I KNOW I want my kids to grow up with a love for healthy foods.  My Mom was very good at encouraging my sister and I growing up to try a lot of different things.  So in honor of my Mom and all mothers, here are some tips* for loving vegetables:

1.  Try different preparations.  My favorite fresh veggies are sweet potatoes, parsnips, squash, tomatoes, lettuce, onions and peppers, celery, and mushrooms.  From the frozen isle, I love peas, cauliflower, corn, and vegetables blends for soups and stir fry.  From the canned section, I love the multitude of cooked tomatoes: diced, sauced, stewed, flavored (go for low sodium).  The canned section is also helpful for artichokes (which my sister and I love, but hate to prepare!) and mushrooms, which don't always look fresh in the fresh section.  Salsa and guacamole are the tastiest vegetables condiments around.

2.  Progress through a vegetable you enjoy.  Our family has moved through the iceberg lettuce of the 80/90s, then on to green leaf in the early 2000's, and now LOVING fresh spinach (our daughters call it "baby leaves").  A tip on lettuce from my Aunt Barb is to ALWAYS soak your lettuce bunch separated in a sink of cold water a few minutes; the dirt will float to the bottom while the leaves remain on top.  Try out the many different varieties of mushrooms, tomatoes, potatoes, etc.

3.  Have a new vegetable of the week.  You can take a favorite recipe (like lasagna or pizza) and add new veggies to it.
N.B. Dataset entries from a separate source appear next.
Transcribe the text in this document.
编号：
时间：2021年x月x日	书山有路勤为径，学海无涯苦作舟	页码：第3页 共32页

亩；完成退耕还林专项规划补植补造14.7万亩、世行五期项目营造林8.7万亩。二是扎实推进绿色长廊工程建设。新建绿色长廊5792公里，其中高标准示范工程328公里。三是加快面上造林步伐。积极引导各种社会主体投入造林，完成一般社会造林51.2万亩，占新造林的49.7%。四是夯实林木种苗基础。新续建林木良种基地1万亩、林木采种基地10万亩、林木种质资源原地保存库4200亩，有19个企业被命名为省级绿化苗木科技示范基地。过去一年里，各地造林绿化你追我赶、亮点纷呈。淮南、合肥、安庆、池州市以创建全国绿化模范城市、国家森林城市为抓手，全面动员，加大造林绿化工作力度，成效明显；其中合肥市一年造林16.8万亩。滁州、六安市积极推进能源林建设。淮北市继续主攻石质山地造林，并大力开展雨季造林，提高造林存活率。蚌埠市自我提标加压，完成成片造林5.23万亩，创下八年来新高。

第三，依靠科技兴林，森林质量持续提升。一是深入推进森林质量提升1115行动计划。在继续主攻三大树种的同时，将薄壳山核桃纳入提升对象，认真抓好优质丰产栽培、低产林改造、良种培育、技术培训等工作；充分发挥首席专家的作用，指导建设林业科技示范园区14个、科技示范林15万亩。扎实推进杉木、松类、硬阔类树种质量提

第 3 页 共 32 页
Most recently I've had success with roasting Parsnips (a yummier French Fry!) and snacking on fresh Snap Peas (clip the ends, remove the veins, boil 3 minutes and blanch in ice water for 2; enjoy!)  Do some research to see what time of year it tastes best for more success.

4.  Add one or two new attempts to your grocery list each week, and take advantage of the season.  Here is how you can cook any type of squash this fall with only 5 minutes of work before and after it roasts:

Grab a SHARP knife and proceed with caution; the hardest part is cutting a squash into halves or quarters (after rinsing the exterior), and chop off the stem ends.  Use a metal spoon to remove the seeds and pulp, rub the flesh side with vegetable oil, then cook flesh-side down on a foil lined baking sheet at 375 F for 45-60 minutes or until fork-tender.  Once slightly cooled, scoop out the flesh discarding the skin.  Eat it, freeze it, or puree it and add it to breads, soups, or pies.  (This year we tried small "Pumpkin Pie" squash, and they were truly only edible in Pumpkin Pie!)  Acorn, Butternut, and Spaghetti are favorites at our table.

Thanks for the vegetables growing up, Mom!  And happy vegetable searching to you all.
Tomorrow: Sweet, Juicy Delicious Fruits

*This is a personal commentary on food from a Fitness Professional, and should not be used as nutritional advice.